Hi Anon I have been dianosed for 2 years now but my neuro told me I have had it for at least 15 years before. I have had 2 children ( last one born when I was 38) during this time and everything is good. I get tired and the usual stuff but we work around it. Don’t rush in if you are not ready. You don’t say how old you are some other than that I can’t comment xx
Hi Amanda, thanks for your reply. I’m 31, I know that I would love children but I was thinking the next couple of years. Such a tough choice to make when everythings not as it once was.
I was 24 when I was diagnosed, I’m now nearly 33. Like you all sorts went through my mind… should I have children now while symptoms are just sebsory, how many should I have, should I have them at all? However as I slowly started coming to terms with the diagnosis I started realising that I could still live life and as I didn’t want children at 24 then I’d risk waiting.

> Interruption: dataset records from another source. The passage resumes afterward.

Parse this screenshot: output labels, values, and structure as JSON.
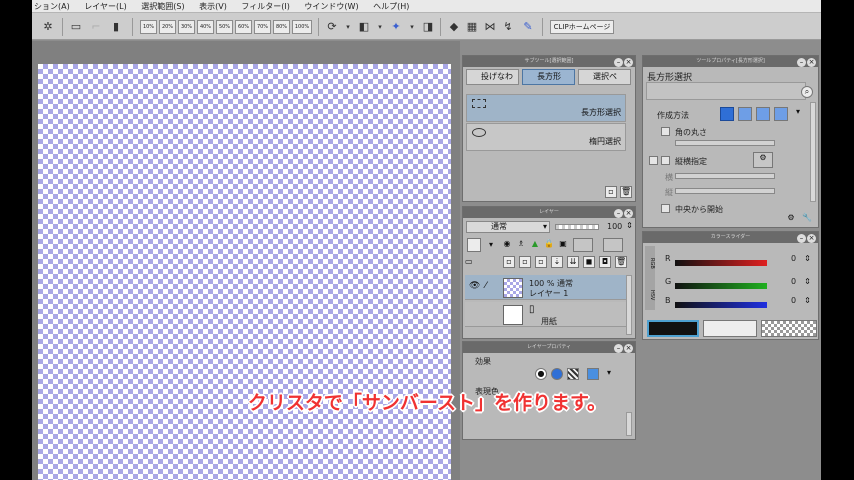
{
  "menu": {
    "items": [
      "ション(A)",
      "レイヤー(L)",
      "選択範囲(S)",
      "表示(V)",
      "フィルター(I)",
      "ウインドウ(W)",
      "ヘルプ(H)"
    ]
  },
  "toolbar": {
    "zoom_buttons": [
      "10%",
      "20%",
      "30%",
      "40%",
      "50%",
      "60%",
      "70%",
      "80%",
      "100%"
    ],
    "clip_home_label": "CLIPホームページ"
  },
  "subtool_panel": {
    "title": "サブツール[選択範囲]",
    "tabs": [
      "投げなわ",
      "長方形",
      "選択ペ"
    ],
    "items": [
      {
        "label": "長方形選択",
        "selected": true
      },
      {
        "label": "楕円選択",
        "selected": false
      }
    ]
  },
  "tool_property_panel": {
    "title": "ツールプロパティ[長方形選択]",
    "tool_name": "長方形選択",
    "creation_method_label": "作成方法",
    "rounded_corners_label": "角の丸さ",
    "aspect_label": "縦横指定",
    "width_label": "横",
    "height_label": "縦",
    "center_label": "中央から開始"
  },
  "layer_panel": {
    "title": "レイヤー",
    "blend_mode": "通常",
    "opacity": "100",
    "layers": [
      {
        "line1": "100 % 通常",
        "line2": "レイヤー 1",
        "selected": true
      },
      {
        "line1": "",
        "line2": "用紙",
        "selected": false
      }
    ]
  },
  "color_slider_panel": {
    "title": "カラースライダー",
    "side_tabs": [
      "RGB",
      "HSV"
    ],
    "channels": [
      {
        "name": "R",
        "value": "0",
        "color": "#e02020"
      },
      {
        "name": "G",
        "value": "0",
        "color": "#20b020"
      },
      {
        "name": "B",
        "value": "0",
        "color": "#2030e0"
      }
    ],
    "main_color": "#111111",
    "sub_color": "#eeeeee"
  },
  "layer_property_panel": {
    "title": "レイヤープロパティ",
    "effect_label": "効果",
    "expression_color_label": "表現色"
  },
  "caption": {
    "text": "クリスタで「サンバースト」を作ります。"
  }
}
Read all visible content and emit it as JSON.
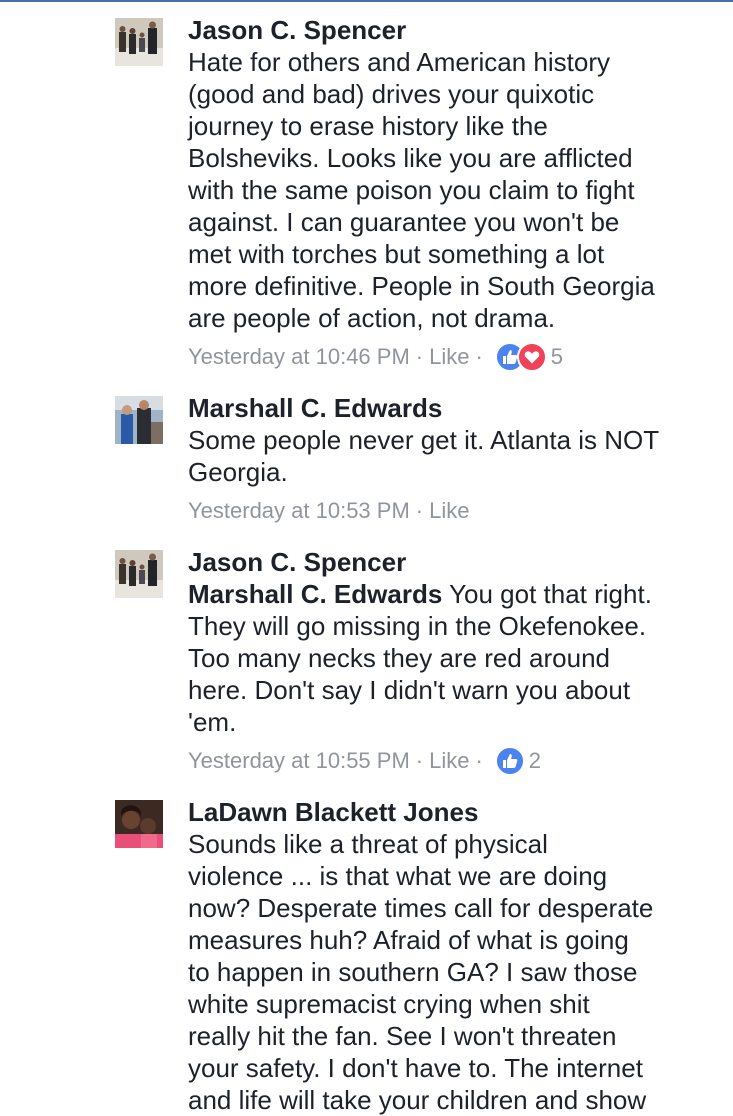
{
  "comments": [
    {
      "author": "Jason C. Spencer",
      "text": "Hate for others and American history\n(good and bad) drives your quixotic\njourney to erase history like the\nBolsheviks. Looks like you are afflicted\nwith the same poison you claim to fight\nagainst.  I can guarantee you won't be\nmet with torches but something a lot\nmore definitive. People in South Georgia\nare people of action, not drama.",
      "timestamp": "Yesterday at 10:46 PM",
      "like_label": "Like",
      "separator": "·",
      "reaction_count": "5",
      "reactions": [
        "thumbs-up-icon",
        "heart-icon"
      ]
    },
    {
      "author": "Marshall C. Edwards",
      "text": "Some people never get it. Atlanta is NOT\nGeorgia.",
      "timestamp": "Yesterday at 10:53 PM",
      "like_label": "Like",
      "separator": "·"
    },
    {
      "author": "Jason C. Spencer",
      "mention": "Marshall C. Edwards",
      "text": " You got that right.\nThey will go missing in the Okefenokee.\nToo many necks they are red around\nhere. Don't say I didn't warn you about\n'em.",
      "timestamp": "Yesterday at 10:55 PM",
      "like_label": "Like",
      "separator": "·",
      "reaction_count": "2",
      "reactions": [
        "thumbs-up-icon"
      ]
    },
    {
      "author": "LaDawn Blackett Jones",
      "text": "Sounds like a threat of physical\nviolence ... is that what we are doing\nnow? Desperate times call for desperate\nmeasures huh? Afraid of what is going\nto happen in southern GA? I saw those\nwhite supremacist crying when shit\nreally hit the fan. See I won't threaten\nyour safety. I don't have to. The internet\nand life will take your children and show"
    }
  ],
  "colors": {
    "text": "#1d2129",
    "meta": "#90949c",
    "like_reaction": "#4b83f0",
    "love_reaction": "#f0425a"
  }
}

We went on a few big holidays then we had our beautiful boy when I was 29. It was the right timing for us and it does have to be right as it is a challenge but the best one :-) We’ve decided to just stick with the one child although some of me thinks we may have had another if my m.s hadn’t deteriorated slightly in the last few months. However neither of us having a burning desire for anymore and we are happy being a family of three. Don’t feel rushed. It’s important you come to terms with your diagnosis too but my life was not an awful lot different for the first eight years . And to be honest its probably still not now when I look at it properly. …walking is slightly affected and having to inject but life is what you make it and I won’t let m.s win. Sorry about the lengthy reply. Love Lisa xxx.
Hi I was diagnosed when I was 21 with rrms I had my first baby when I was 28and my second 9 months ago. It’s tough when they are little but as they get older it gets a little easier. I have a very supportive husband and family. I know I couldn’t do it without them! It is tough but well worth it. Don’t let your ms stop you having babies. Just make sure you have the support in place to help before hand. Good luck with whatever you choose to do x
I was diagnosed with MS about eight months after the birth of my first child - because I saw some neurological deterioration then. I was nearly 33 when my first son was born. I got pregnant again, by accident, straight away after diagnosis. I was fine after giving birth for the second time and pretty much fine for the next three years and then chose to get pregnant again. Again, I was pretty much fine for the next three years. After that I started to have bad relapses that have left me with quite a lot of disability (I’m still having them in spite of dmds and am quite nervous about what is ahead of me).
I’ve read about one study of women with MS which found a difference between the health of those who had had children after diagnosis and those that had not. The ones that had given birth after diagnosis were less likely to be using a wheelchair 15 or 20 years after diagnosis (I can’t really remember the timescale). The people who did the study think it’s an effect of pregnancy hormones but no-one knows for sure.
Thus the pregnancy itself could affect your disease in either direction. Pregnancy hormones may have a long term protective effect but sleepless nights from the baby are probably bad in the short term. I know women are, in general, protected from relapses during pregnancy but more likely than they normallly would be to have a relapse after giving birth. All this says you should try not to rush yourself into a decision - for every woman (MSer or not) having a child is a huge step that changes their life for ever. You need to try and work out what is right for you, that’s the really important thing.